Pour le Gouvernement, en deux visions diamétralement opposées, on pouvait définir, en premier lieu, la possibilité de voir un groupe naître en tant que mastodonte européen de l’automobile, l’autre vue aurait été la perte relative de souveraineté industrielle, associée aussi à un élément politique, celui qui a été mise en avant par Bercy à la suite de l’échec de la fusion, qui serait de se mettre à dos Nissan, et donc, par conséquent le ministère de l’économie japonaise.

Quelle perspective sur le plan de relance ?

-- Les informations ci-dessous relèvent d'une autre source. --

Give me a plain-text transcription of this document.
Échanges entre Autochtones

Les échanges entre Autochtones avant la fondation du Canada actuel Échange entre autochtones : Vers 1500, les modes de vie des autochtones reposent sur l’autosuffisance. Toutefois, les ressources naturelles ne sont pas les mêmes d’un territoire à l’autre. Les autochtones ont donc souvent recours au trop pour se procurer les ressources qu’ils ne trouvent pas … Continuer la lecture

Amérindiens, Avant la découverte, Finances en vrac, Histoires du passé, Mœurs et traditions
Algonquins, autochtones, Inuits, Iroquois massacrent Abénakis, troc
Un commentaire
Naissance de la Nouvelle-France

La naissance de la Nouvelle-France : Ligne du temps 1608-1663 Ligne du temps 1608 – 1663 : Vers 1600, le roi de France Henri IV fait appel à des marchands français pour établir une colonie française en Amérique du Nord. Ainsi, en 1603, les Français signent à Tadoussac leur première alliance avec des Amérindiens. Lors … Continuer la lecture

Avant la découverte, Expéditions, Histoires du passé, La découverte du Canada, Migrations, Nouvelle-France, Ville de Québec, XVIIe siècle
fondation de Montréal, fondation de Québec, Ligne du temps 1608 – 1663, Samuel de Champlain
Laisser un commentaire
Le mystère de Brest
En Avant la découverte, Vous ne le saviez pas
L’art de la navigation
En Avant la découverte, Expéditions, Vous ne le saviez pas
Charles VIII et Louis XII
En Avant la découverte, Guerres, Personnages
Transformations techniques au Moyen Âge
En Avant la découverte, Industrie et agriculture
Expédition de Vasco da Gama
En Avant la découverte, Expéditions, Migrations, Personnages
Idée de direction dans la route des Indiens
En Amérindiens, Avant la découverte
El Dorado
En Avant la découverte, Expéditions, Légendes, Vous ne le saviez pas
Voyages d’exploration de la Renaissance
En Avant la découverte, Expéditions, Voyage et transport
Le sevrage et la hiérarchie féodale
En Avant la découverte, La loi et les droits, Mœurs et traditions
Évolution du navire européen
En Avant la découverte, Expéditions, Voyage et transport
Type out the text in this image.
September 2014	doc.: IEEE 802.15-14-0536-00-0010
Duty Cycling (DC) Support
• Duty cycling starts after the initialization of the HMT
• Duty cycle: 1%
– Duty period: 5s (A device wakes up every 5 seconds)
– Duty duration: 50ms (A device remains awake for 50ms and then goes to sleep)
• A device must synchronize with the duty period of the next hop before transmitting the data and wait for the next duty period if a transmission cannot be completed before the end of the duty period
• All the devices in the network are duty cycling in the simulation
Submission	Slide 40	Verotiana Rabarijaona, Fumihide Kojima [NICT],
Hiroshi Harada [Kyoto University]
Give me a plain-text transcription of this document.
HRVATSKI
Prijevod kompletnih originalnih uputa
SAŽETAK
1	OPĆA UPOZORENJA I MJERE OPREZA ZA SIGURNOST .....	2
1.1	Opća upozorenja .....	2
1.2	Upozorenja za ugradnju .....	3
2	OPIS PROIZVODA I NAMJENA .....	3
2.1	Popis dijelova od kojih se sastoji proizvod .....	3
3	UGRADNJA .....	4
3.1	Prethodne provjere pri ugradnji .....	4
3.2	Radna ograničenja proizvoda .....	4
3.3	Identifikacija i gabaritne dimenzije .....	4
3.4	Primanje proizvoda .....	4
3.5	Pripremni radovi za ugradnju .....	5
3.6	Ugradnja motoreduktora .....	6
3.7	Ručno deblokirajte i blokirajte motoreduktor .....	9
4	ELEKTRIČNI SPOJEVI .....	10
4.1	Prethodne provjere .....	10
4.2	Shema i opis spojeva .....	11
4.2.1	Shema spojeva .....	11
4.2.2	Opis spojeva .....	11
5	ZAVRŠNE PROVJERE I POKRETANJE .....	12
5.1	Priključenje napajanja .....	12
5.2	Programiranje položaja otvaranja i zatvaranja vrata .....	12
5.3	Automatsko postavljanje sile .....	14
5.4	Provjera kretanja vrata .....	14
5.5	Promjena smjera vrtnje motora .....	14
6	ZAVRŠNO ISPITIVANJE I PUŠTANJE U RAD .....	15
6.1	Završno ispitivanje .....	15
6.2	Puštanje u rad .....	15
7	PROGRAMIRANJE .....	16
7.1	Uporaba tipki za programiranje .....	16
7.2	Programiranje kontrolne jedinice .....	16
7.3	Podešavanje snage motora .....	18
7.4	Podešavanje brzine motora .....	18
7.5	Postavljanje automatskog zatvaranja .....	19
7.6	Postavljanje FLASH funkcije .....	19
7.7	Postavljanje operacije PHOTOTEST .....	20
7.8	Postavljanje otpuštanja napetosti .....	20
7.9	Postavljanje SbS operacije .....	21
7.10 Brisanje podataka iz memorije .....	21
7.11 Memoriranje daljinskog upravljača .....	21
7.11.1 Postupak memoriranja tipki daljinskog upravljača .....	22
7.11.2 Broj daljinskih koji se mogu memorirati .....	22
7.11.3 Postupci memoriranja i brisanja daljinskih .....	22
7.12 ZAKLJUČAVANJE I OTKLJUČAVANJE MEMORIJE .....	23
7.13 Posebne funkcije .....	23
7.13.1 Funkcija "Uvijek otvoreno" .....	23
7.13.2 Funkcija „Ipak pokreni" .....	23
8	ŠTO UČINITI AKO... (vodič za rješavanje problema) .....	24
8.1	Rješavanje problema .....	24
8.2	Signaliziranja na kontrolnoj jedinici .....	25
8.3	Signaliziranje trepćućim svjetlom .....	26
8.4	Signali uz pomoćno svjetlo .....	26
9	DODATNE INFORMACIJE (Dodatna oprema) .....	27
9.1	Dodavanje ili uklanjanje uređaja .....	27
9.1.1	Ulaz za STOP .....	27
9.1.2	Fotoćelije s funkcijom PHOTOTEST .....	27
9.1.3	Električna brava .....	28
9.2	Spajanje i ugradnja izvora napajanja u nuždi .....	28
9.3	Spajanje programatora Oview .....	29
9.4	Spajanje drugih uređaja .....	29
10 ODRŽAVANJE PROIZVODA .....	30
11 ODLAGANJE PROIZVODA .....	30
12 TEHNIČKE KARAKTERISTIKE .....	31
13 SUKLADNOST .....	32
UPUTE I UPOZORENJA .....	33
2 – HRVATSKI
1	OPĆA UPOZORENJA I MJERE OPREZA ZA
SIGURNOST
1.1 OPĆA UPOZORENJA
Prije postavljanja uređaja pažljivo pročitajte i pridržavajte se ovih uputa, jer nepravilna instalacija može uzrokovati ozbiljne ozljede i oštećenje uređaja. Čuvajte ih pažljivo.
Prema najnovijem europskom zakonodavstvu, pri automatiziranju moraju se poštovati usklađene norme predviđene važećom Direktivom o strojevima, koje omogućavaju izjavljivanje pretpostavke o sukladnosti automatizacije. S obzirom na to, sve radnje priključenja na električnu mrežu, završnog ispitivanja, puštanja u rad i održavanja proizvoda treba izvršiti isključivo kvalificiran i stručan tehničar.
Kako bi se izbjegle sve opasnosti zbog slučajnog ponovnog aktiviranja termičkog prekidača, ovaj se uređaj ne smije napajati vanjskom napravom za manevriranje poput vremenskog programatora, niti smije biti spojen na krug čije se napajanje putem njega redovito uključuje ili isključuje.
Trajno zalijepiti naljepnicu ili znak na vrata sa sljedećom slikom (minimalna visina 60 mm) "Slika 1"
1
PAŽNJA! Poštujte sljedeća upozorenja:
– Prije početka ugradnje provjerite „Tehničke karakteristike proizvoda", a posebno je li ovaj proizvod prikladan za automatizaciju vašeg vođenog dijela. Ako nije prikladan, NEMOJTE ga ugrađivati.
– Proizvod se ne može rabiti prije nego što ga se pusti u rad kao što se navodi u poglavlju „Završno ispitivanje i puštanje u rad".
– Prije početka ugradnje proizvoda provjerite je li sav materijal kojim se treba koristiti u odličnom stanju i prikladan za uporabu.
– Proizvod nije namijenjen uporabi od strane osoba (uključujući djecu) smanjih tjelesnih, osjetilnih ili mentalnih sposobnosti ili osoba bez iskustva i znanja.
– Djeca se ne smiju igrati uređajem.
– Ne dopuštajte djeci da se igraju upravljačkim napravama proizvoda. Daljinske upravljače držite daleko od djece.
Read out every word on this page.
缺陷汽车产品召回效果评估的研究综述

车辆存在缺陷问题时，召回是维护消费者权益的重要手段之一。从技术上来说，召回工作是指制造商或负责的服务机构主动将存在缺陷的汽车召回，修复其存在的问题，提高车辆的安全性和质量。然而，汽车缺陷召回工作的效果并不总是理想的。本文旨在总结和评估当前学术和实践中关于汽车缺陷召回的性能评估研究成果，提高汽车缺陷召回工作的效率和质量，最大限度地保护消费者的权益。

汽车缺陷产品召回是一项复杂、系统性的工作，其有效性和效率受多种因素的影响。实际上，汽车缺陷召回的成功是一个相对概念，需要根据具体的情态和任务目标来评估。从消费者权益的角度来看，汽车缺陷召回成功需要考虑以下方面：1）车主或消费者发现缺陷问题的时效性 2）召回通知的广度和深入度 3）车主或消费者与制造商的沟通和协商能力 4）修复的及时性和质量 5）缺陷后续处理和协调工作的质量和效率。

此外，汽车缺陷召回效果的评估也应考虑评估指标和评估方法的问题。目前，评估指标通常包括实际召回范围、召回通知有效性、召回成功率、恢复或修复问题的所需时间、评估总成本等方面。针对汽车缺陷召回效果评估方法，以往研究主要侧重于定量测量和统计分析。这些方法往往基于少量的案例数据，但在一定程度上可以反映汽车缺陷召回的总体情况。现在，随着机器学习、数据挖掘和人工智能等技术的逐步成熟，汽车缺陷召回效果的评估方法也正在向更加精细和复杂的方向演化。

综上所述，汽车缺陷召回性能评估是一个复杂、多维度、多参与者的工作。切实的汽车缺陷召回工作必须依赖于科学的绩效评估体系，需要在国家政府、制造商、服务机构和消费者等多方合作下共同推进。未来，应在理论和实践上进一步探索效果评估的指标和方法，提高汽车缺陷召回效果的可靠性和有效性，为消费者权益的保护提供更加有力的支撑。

A l’heure actuelle, le relais médiatique autour de Renault pourrait laisser croire que cette crise est due trivialement à l’impact économique de la crise sanitaire, ces difficultés financières étaient latentes depuis déjà quelques années. En 2019, pour la première fois depuis dix ans, le constructeur enregistrait une perte nette de 141 millions d’euros. La crise du Covid-19 a, au final, été le catalyseur de ces difficultés, les mettant en exergue au point que l’État annonça un plan de relance, sur base d’un prêt de 5 milliards d’euros garantis. Emmanuel Macron et Bruno Le Maire ont cependant posé plusieurs conditions concernant ce prêt, parmi elles, la relocalisation de l’industrie, s’admettant dans une vision à relativement court terme. En effet, Renault n’étant pas Porsche, le constructeur français ne tire que très peu de marge sur ses véhicules et peine à être rentable, se rattrapant principalement sur le volume dégagé (politique attribuée à Carlos Ghosn) et sur sa marque low-cost Dacia. Dans cette optique, il est difficile d’imaginer un avenir prospère avec une politique soudaine de relocalisation massive, si Renault n’arrive pas à gagner suffisamment d’argent en délocalisant, comment pourrait-il le faire en France ?

La stratégie de relance mis en avant par Jean-Dominique Senard le mercredi 27 mai 2020, marque de façon définitive la distinction stratégique avec l’ère Ghosn, le groupe abordera les prochaines années avec un fonctionnement modulé en « leader-follower », sous ce schéma, les constructeurs en avance sur certains segments industriels donneront la marche à suivre pour les autres marques. Ainsi, Renault, Nissan et Mitsubishi détermineront des « véhicules leaders », sur lesquels se baseront les « véhicules followers », avec 1 modèle sur 5 supprimé, ce système synergique privilégiera dorénavant « l’efficacité et la compétitivité » selon le président actuel de Renault.

Ce schéma s’inscrit aussi dans une dimension géographique, Renault se chargeant de l’Europe, la Russie, l’Afrique du Nord et l’Amérique du Sud, Nissan du Japon, de la Chine et des États-Unis, et enfin Mitsubishi de l’Océanie et l’Asie du Sud-Est. Dans un tel modèle, le cadre de la propriété intellectuelle sera sujet à des tensions, car ce schéma nécessite obligatoirement des déséquilibres dans les synergies. Il est aussi à prévoir une augmentation conséquente du leadership économique que représente Nissan dans le groupe, référent désormais du plus gros marché automobile mondial, la Chine.

Après avoir redressé le constructeur Nippon sous l’impulsion de Carlos Ghosn, Renault semble peu à peu perdre de son influence dans le groupe. De plus, les années de tensions au sein de l’alliance ont entrainé énormément de retard sur l’aspect technologique, à l’heure ou PSA négocie toujours une fusion avec Fiat-Chrysler. En sachant aussi que la Chine commence à introduire son marché automobile en Europe, l’aspect concurrentiel du marché européen dans les prochaines années sera une marche très difficile à franchir pour la marque au losange.